103 A. 842 | Conn. | 1918

Of the several reasons of appeal, the third contains substantially all the alleged errors of the trial court. This is "whether or not the oral promise of an executive officer of a corporation to pay for goods sold to and upon the credit of said corporation and charged and billed to said corporation binds such an officer individually."

This reason of appeal, if it correctly stated the ruling of the trial court, would show that such ruling was erroneous. The record does not sustain the assertion that the court so ruled. It does not appear in the record that the goods were sold "upon the credit of the corporation," the New Haven Trucking Company, though the goods were charged to that company and were received and used by the company for its benefit. These facts are, indeed, evidence, more or less convincing according to circumstances, tending to prove that the original credit was given to the Trucking Company, but they are not conclusive.

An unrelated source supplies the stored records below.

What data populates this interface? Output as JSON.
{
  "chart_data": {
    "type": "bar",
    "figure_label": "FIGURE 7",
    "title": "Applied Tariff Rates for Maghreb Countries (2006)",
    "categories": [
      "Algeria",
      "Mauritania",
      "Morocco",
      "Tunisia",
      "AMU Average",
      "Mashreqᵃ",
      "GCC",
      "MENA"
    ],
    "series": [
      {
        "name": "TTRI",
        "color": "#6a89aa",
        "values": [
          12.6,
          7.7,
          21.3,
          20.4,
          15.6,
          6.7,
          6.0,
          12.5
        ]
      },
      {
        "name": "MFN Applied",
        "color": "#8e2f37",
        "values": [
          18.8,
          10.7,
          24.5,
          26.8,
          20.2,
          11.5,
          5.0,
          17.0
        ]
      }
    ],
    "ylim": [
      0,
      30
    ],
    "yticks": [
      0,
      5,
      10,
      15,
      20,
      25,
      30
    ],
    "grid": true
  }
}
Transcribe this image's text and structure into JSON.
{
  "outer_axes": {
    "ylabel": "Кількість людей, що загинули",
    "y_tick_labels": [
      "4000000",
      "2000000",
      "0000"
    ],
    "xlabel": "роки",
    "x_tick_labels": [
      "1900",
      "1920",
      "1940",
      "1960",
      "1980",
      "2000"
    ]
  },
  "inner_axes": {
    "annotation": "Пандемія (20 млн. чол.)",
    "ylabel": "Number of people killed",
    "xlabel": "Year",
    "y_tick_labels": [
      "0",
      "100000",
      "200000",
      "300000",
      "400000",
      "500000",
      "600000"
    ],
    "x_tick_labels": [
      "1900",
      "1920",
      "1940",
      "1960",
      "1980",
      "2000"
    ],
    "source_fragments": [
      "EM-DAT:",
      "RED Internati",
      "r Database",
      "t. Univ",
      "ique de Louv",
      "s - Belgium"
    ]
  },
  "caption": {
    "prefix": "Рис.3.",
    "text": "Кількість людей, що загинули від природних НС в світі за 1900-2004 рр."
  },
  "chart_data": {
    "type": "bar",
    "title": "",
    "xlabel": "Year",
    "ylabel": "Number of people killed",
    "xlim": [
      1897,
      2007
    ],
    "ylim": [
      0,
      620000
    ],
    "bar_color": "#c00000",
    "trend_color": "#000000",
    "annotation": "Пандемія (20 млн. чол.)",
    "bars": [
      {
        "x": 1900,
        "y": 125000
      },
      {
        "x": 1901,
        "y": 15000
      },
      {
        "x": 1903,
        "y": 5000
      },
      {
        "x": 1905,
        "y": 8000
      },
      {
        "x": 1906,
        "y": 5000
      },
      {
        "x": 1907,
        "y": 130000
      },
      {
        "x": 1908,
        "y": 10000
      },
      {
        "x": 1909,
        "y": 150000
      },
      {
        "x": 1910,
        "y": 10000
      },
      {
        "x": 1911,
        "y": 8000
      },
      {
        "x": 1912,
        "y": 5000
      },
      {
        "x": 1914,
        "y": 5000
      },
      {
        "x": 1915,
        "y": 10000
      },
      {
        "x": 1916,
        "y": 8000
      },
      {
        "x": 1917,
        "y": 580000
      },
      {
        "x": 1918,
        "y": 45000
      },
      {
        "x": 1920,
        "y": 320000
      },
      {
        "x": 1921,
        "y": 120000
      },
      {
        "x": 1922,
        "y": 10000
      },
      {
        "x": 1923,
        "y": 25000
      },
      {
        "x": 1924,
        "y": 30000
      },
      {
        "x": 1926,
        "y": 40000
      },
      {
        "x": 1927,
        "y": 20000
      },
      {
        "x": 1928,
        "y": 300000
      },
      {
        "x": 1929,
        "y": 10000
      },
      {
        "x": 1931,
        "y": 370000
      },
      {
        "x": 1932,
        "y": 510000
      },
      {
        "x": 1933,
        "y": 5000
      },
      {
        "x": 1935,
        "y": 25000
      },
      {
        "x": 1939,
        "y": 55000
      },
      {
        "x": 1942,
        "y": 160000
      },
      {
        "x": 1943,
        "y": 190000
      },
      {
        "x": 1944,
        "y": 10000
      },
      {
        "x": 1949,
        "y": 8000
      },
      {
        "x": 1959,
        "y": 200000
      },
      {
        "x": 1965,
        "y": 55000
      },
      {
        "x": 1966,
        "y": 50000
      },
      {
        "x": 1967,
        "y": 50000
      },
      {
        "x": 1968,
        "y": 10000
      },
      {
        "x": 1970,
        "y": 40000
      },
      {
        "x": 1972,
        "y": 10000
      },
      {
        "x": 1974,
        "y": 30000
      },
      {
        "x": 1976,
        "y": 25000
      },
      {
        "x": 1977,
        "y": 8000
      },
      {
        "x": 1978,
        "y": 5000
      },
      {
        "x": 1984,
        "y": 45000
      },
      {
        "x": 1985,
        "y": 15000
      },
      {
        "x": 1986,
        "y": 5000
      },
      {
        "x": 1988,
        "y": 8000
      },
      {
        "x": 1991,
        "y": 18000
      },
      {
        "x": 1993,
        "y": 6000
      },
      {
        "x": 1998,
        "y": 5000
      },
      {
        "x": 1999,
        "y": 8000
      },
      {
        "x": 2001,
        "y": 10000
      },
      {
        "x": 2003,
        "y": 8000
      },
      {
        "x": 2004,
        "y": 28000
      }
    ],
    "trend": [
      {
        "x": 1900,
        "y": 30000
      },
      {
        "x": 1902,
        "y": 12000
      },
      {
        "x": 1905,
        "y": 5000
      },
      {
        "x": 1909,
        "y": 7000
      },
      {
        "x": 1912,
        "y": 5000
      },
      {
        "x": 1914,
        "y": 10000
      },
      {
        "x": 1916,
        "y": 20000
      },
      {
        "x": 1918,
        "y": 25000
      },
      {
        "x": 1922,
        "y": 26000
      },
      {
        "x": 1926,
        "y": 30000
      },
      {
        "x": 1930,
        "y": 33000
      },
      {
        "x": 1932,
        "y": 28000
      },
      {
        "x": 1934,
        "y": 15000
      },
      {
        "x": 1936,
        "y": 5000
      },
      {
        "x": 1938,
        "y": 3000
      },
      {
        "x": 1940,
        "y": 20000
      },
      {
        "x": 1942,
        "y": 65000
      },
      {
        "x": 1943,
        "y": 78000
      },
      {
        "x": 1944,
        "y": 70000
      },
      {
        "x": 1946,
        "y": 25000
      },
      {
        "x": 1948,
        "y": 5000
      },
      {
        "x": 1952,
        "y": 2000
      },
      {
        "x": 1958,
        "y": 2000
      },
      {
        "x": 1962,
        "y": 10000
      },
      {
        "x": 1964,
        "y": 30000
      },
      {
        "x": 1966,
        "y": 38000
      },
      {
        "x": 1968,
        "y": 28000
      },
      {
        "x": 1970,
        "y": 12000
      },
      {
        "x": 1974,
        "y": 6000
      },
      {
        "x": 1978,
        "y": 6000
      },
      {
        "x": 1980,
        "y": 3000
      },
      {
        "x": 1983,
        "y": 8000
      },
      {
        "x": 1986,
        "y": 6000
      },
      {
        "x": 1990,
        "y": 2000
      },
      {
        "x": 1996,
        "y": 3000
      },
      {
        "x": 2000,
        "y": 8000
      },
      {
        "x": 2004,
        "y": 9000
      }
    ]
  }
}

The promise required by the statute of frauds to be in writing is a promise to answer for the debt of another, not the promissor's own debt. The only question in the case is, was this the defendant's own debt, which it is admitted he agreed to pay, or was it in a legal sense *590 the Trucking Company's debt. To whom was the credit originally given? This is always a question of fact. Cases may be found where it has been held that the evidence does not justify the conclusion of the trier upon this question, but none that hold that it is a question of law. The finding in this case does not state in direct terms that the court finds as a fact that the original credit was given by the plaintiff to the defendant, but states that the court reached this conclusion: "That the promise of the defendant to pay for the gas and oil . . . was an original undertaking and not an undertaking to an answer for the debt . . . of another." Whether this conclusion be regarded, as intended by the court, as one of fact or of law is of no importance in this case, because the facts detailed in the finding justify the conclusion as a fact, that the credit was given to the defendant, and no other rational conclusion is possible. The case of Loomis v. Smith, 17 Conn. 115, sustains this conclusion.

There is no error.

In this opinion the other judges concurred.